– Энди, у вас сейчас очень поздно. Будет лучше, если ты пока ляжешь спать, а потом все хорошенько обдумаешь. Я знаю, что ты хотела бы приехать прямо сейчас, ты уж у нас такая, но ты помни, что Лили пока не приходит в сознание. Врач сказал, что у нее очень неплохие шансы и она почти наверняка очнется в ближайшие двое-трое суток, просто ее организму нужно как следует отдохнуть, собраться с силами. Но конечно, врач ничего не может обещать, – мягко добавил папа.
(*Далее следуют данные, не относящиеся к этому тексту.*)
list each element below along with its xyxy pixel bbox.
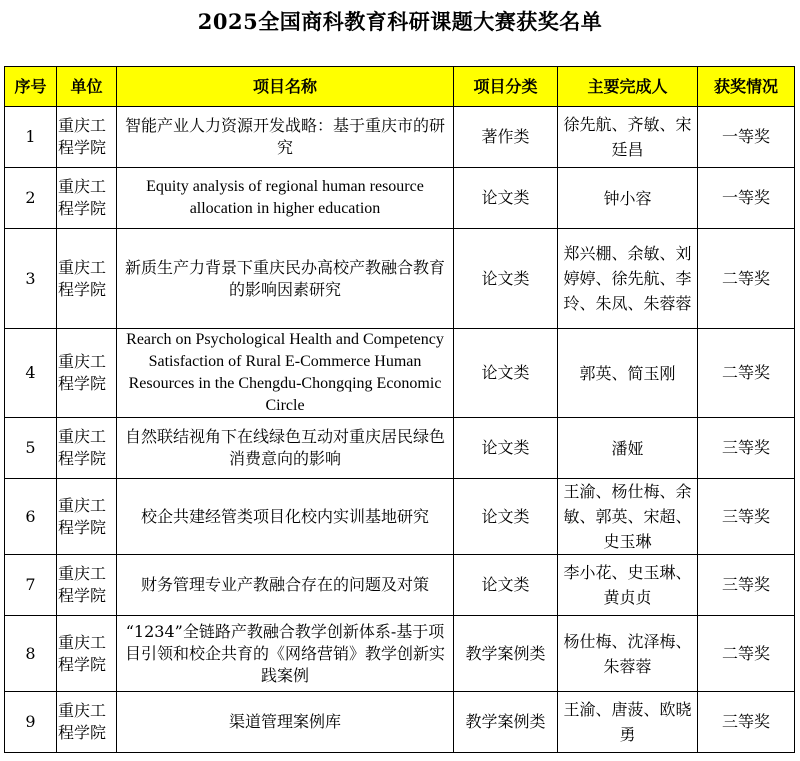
cell-category: 论文类 — [454, 329, 558, 418]
cell-no: 1 — [5, 107, 57, 168]
header-members: 主要完成人 — [558, 67, 698, 107]
cell-no: 2 — [5, 168, 57, 229]
cell-members: 潘娅 — [558, 418, 698, 479]
cell-award: 三等奖 — [698, 555, 795, 616]
cell-members: 杨仕梅、沈泽梅、朱蓉蓉 — [558, 616, 698, 692]
header-no: 序号 — [5, 67, 57, 107]
cell-category: 论文类 — [454, 418, 558, 479]
cell-members: 徐先航、齐敏、宋廷昌 — [558, 107, 698, 168]
cell-unit: 重庆工程学院 — [57, 329, 117, 418]
cell-award: 三等奖 — [698, 692, 795, 753]
header-project-name: 项目名称 — [117, 67, 454, 107]
cell-no: 4 — [5, 329, 57, 418]
table-row — [5, 555, 795, 616]
cell-project-name: 新质生产力背景下重庆民办高校产教融合教育的影响因素研究 — [117, 229, 454, 329]
table-row — [5, 107, 795, 168]
cell-project-name: 自然联结视角下在线绿色互动对重庆居民绿色消费意向的影响 — [117, 418, 454, 479]
cell-award: 一等奖 — [698, 168, 795, 229]
table-row — [5, 418, 795, 479]
cell-project-name: 渠道管理案例库 — [117, 692, 454, 753]
cell-project-name: 财务管理专业产教融合存在的问题及对策 — [117, 555, 454, 616]
cell-members: 郭英、简玉刚 — [558, 329, 698, 418]
cell-category: 教学案例类 — [454, 616, 558, 692]
cell-category: 著作类 — [454, 107, 558, 168]
cell-no: 5 — [5, 418, 57, 479]
cell-no: 7 — [5, 555, 57, 616]
cell-no: 9 — [5, 692, 57, 753]
table-row — [5, 329, 795, 418]
cell-project-name: Rearch on Psychological Health and Competency Satisfaction of Rural E-Commerce Human Resources in the Chengdu-Chongqing Economic Circle — [117, 329, 454, 418]
cell-category: 论文类 — [454, 555, 558, 616]
table-row — [5, 229, 795, 329]
cell-unit: 重庆工程学院 — [57, 479, 117, 555]
cell-members: 钟小容 — [558, 168, 698, 229]
cell-project-name: Equity analysis of regional human resource allocation in higher education — [117, 168, 454, 229]
cell-award: 二等奖 — [698, 329, 795, 418]
table-row — [5, 616, 795, 692]
header-award: 获奖情况 — [698, 67, 795, 107]
cell-unit: 重庆工程学院 — [57, 555, 117, 616]
cell-no: 3 — [5, 229, 57, 329]
header-unit: 单位 — [57, 67, 117, 107]
cell-members: 王渝、唐菠、欧晓勇 — [558, 692, 698, 753]
cell-unit: 重庆工程学院 — [57, 107, 117, 168]
cell-category: 论文类 — [454, 229, 558, 329]
table-header-row — [5, 67, 795, 107]
cell-no: 6 — [5, 479, 57, 555]
cell-award: 二等奖 — [698, 616, 795, 692]
cell-award: 三等奖 — [698, 479, 795, 555]
cell-unit: 重庆工程学院 — [57, 418, 117, 479]
cell-award: 一等奖 — [698, 107, 795, 168]
cell-project-name: 智能产业人力资源开发战略：基于重庆市的研究 — [117, 107, 454, 168]
cell-no: 8 — [5, 616, 57, 692]
cell-members: 王渝、杨仕梅、余敏、郭英、宋超、史玉琳 — [558, 479, 698, 555]
cell-unit: 重庆工程学院 — [57, 229, 117, 329]
cell-members: 李小花、史玉琳、黄贞贞 — [558, 555, 698, 616]
table-row — [5, 168, 795, 229]
cell-unit: 重庆工程学院 — [57, 168, 117, 229]
page-title: 2025全国商科教育科研课题大赛获奖名单 — [197, 9, 603, 34]
cell-award: 三等奖 — [698, 418, 795, 479]
cell-category: 论文类 — [454, 168, 558, 229]
cell-category: 论文类 — [454, 479, 558, 555]
cell-award: 二等奖 — [698, 229, 795, 329]
table-row — [5, 479, 795, 555]
header-category: 项目分类 — [454, 67, 558, 107]
cell-project-name: “1234”全链路产教融合教学创新体系-基于项目引领和校企共育的《网络营销》教学创新实践案例 — [117, 616, 454, 692]
table-row — [5, 692, 795, 753]
cell-members: 郑兴棚、余敏、刘婷婷、徐先航、李玲、朱凤、朱蓉蓉 — [558, 229, 698, 329]
cell-unit: 重庆工程学院 — [57, 616, 117, 692]
cell-project-name: 校企共建经管类项目化校内实训基地研究 — [117, 479, 454, 555]
awards-table — [4, 66, 795, 753]
cell-unit: 重庆工程学院 — [57, 692, 117, 753]
cell-category: 教学案例类 — [454, 692, 558, 753]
– А если она очнется? Ведь когда люди выходят из комы, у них часто бывают нарушены функции мозга, и даже параличи бывают! Господи, я этого не вынесу!
– Они пока ничего не знают. Говорят, что у нее присутствует коленный рефлекс, – это очень хороший признак, что паралича нет. Но она сильно ударилась головой, и тут трудно что-либо сказать, пока она не придет в сознание. Надо ждать.
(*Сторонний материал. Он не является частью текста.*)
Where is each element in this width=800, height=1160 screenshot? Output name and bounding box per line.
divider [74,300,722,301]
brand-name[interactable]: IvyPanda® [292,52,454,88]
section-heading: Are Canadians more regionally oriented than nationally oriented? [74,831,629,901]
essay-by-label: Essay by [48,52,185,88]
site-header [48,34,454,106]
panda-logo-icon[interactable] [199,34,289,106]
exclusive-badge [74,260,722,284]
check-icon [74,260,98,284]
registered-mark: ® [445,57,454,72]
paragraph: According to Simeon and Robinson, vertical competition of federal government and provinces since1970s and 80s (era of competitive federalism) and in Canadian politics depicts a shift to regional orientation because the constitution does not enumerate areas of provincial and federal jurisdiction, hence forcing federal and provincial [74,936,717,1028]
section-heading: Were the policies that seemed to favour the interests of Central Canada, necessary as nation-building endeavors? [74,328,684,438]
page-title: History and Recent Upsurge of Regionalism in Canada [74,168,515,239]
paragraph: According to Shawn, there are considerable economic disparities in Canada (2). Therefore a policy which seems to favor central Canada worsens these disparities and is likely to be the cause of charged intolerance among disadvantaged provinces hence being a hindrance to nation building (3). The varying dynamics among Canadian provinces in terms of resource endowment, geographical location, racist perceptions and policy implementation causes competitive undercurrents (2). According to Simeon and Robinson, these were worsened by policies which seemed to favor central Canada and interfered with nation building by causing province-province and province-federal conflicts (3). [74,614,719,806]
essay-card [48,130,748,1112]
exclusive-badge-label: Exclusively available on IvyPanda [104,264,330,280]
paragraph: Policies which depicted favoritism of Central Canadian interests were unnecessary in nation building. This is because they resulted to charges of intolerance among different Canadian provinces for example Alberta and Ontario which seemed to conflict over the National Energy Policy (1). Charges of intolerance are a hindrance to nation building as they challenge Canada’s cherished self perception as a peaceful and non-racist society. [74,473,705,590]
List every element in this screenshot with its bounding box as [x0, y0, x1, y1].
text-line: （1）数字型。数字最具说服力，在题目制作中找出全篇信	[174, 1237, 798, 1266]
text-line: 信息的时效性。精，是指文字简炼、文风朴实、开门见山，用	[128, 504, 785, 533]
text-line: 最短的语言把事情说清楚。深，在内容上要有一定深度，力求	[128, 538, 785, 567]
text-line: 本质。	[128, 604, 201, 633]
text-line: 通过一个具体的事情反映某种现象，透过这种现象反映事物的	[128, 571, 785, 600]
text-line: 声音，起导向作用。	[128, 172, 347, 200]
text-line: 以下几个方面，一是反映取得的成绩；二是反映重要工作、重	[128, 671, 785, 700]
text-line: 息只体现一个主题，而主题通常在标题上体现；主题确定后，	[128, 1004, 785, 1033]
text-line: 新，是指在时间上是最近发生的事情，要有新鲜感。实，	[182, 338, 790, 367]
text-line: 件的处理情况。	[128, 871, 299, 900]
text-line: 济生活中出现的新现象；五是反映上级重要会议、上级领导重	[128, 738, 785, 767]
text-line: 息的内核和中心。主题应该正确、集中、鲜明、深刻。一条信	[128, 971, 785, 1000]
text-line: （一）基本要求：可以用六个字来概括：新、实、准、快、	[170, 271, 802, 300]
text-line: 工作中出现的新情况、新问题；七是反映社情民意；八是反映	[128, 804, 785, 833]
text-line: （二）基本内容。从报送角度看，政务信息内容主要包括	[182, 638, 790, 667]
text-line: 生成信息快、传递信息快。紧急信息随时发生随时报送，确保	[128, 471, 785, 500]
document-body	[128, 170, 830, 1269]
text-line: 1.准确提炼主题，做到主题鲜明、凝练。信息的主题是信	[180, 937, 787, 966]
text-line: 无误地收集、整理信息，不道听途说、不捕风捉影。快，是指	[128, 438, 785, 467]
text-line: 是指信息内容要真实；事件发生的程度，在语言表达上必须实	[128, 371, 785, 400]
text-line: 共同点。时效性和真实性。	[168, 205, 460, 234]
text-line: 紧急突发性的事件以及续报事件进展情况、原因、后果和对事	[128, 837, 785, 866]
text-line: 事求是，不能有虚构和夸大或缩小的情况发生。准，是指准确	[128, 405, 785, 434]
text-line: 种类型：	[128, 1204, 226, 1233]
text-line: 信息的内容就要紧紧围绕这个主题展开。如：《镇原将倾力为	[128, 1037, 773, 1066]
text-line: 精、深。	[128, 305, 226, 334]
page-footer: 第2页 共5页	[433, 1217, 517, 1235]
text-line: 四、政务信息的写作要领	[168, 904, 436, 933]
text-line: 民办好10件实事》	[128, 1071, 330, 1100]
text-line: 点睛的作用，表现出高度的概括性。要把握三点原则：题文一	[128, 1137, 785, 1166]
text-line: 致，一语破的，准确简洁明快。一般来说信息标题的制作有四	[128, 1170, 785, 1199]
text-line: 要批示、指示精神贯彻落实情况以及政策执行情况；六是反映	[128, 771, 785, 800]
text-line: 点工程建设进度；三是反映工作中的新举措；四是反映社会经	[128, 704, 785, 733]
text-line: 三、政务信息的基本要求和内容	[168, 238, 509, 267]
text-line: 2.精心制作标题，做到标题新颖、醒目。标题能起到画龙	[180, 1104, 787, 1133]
Мы поговорили еще несколько минут, потом я повесила трубку и позвонила Алексу на мобильный.
– Привет, это я. Ты ее видел? – без всякого предисловия начала я. Я стала в чем-то походить на Миранду.
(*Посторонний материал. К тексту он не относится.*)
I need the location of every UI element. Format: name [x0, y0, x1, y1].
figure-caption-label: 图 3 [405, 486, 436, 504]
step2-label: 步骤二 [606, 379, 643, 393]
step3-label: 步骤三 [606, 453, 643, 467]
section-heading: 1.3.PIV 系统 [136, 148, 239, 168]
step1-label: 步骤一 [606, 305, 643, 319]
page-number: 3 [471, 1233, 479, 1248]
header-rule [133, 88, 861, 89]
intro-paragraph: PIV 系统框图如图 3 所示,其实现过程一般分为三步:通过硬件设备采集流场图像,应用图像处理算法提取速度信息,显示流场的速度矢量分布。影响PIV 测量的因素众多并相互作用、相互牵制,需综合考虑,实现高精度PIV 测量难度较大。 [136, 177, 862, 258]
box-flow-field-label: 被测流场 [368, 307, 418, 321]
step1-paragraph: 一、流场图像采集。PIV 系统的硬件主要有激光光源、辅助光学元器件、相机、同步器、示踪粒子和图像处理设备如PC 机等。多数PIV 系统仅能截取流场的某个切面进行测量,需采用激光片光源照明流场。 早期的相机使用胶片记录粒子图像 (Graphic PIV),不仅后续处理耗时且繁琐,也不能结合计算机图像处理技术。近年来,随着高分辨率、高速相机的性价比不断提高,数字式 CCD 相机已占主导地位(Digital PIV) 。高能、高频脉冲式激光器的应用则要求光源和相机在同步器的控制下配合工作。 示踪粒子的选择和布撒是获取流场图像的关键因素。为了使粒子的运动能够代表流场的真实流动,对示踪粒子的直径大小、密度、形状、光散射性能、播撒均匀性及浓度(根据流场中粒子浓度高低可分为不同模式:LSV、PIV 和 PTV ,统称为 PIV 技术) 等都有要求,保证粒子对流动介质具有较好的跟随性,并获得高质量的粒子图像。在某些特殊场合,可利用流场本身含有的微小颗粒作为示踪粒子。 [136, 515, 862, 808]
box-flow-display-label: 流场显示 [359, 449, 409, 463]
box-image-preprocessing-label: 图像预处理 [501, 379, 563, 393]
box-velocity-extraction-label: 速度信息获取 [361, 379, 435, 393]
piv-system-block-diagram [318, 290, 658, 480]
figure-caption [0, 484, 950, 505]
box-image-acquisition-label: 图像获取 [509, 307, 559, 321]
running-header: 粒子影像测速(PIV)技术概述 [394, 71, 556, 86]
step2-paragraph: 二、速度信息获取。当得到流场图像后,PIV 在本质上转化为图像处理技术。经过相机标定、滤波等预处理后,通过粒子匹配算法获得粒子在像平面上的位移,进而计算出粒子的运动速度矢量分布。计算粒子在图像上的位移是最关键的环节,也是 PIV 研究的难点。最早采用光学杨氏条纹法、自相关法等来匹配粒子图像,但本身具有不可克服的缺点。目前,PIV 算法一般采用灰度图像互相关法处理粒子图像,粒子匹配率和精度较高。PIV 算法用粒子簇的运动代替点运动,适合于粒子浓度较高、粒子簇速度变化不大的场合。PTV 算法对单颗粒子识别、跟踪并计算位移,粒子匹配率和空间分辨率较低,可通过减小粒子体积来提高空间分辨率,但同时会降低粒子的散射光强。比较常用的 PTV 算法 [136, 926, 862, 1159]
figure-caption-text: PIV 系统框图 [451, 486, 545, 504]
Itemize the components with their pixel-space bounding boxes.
– Энди, привет. Так ты знаешь?
– Да, мы сейчас говорили с папой. Видел ты ее?
– Да, я сейчас в больнице. В палату меня не пускают: время позднее, и я не член семьи, но я хочу быть рядом, если вдруг она очнется.
Он казался таким далеким. Отрешенным. Погруженным в собственные мысли.
– Так что там стряслось? Мама сказала, она вроде бы вела машину и врезалась в такси, но я не очень поняла.
– Это ужас какой-то, – вздохнул он; ему явно очень не хотелось первому рассказывать мне эту историю. – Я в общем-то мало что знаю, просто я говорил с тем парнем, который был с ней тогда в машине. Ты помнишь Бенджамина? Она еще с ним встречалась на втором курсе, а потом застала его с какими-то девицами.
– Ну да, он работает в том же здании, что и я, я его иногда вижу. Какого черта они были вместе? Лили его ненавидит, она так и не простила ему тот случай.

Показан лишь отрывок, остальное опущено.